Mean, 90th percentile, and 95th percentile aspartame intakes for the NHANES survey years 2017–2020 presented by sex, age categories, race, income level, for pregnant women, and those on special diets are presented in Table 4. Estimates are for eaters-only, meaning survey participants that reported consuming a product containing aspartame on either of the two days of 24-hour recalls. Eaters-only population sizes and the percent eaters are reported for data derived directly from the BFD and for the imputed sales volumes. Highest intakes among consumers of aspartame are in the 60- to 69-years-old age group, non-Hispanic Whites, individuals on diabetic diets, and at higher income levels. Older individuals are more likely to consume aspartame with an increase in 10 years of age being associated with a 22.9% (β: 0.023, p < 0.001) increase in aspartame intake. Differences in aspartame intake by PIR were not significant across the whole population (both eaters-only and non-eaters) (β: 0.068, p = 0.14). Adjusted aspartame intakes were 91.6% higher in non-Hispanic Whites (β: 0.65, p = 0.00), and 74.8% lower in non-Hispanic Asian (β: −1.38, p = 0.001) and 50.3% lower in non-Hispanic Black (β: −0.70, p < 0.001) populations compared to other racial groups. Aspartame intake is slightly higher in females than males though the difference is not statistically significant (β: 0.056, p = 0.74). There were no significant differences in intake comparing pregnant women to all reproductive age women, nor was there a difference between intake in reproductive age women and the rest of the population. Finally, individuals reporting adherence to weight loss (β: 0.54, p = 0.042) and diabetic diets (β: 1.95, p = 0.005) had significantly higher intakes (corresponding to 71.6% and 603% increases, respectively) than the rest of the population whereas individuals on sugar free/low sugar diets (β: 1.04, p = 0.46) did not consume substantially higher amounts of aspartame than those not on a low sugar diet. Excluding intake values above the 99th percentile did not substantively change results. Regression analyses utilized the imputed dataset and did not differ in a meaningful way from regression coefficients or p-values estimated with the BFD values.
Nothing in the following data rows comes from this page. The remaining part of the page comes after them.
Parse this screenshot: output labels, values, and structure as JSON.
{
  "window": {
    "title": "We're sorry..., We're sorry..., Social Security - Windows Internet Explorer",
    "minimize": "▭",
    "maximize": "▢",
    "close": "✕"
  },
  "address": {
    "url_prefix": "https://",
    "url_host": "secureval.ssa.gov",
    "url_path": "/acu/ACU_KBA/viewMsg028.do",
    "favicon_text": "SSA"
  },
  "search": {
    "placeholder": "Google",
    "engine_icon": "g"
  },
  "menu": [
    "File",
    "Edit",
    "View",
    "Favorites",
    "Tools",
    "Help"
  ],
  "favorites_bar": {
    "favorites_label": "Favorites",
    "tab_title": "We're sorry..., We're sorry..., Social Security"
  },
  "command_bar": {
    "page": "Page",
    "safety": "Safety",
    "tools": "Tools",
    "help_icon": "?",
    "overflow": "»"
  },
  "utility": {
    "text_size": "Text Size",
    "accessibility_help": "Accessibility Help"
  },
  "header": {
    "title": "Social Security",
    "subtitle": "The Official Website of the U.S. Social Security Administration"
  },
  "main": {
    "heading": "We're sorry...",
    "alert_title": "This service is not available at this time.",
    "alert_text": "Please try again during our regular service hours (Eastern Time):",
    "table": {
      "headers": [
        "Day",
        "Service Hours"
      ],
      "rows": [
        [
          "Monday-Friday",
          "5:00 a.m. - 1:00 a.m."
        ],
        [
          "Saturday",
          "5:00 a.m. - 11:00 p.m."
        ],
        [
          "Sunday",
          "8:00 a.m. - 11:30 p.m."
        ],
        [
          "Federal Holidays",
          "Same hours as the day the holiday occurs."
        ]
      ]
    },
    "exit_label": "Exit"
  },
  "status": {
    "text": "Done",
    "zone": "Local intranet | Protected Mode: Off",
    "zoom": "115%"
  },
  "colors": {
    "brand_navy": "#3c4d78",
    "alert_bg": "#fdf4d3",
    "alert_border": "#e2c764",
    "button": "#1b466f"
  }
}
Aspartame consumption was most common among individuals 30- to 39-years old (69.5%), Mexican Americans (66.3%), people adhering to a special diabetic diet (71.7%), and at the middle income levels (64.2%). Trends are consistent across the data generated from the BFD and imputed values. Imputed intake values are slightly lower than those computed only from the BFD while prevalences are slightly higher. The higher prevalence from the imputed matches is due to the capture of UPCs with some market share in the same food code category as BFD UPCs that had zero sales for the time period. Individuals who reported eating the food would therefore move into the eaters-only category under the imputed method. All values are below established ADIs (whole population mean: 0.40 mg/kg/day, 95th percentile: 2.2 mg/kg/day) and are lower than all previous estimates (Table 1). However, compared to previous estimates, it appears aspartame exposure prevalence is higher, with pregnant women reporting consumption in proportions (61.6%) similar to the rest of the population (62.6%) albeit in smaller quantities (mean: 0.25 mg/kg/day, 95th percentile: 1.01 mg/kg/day).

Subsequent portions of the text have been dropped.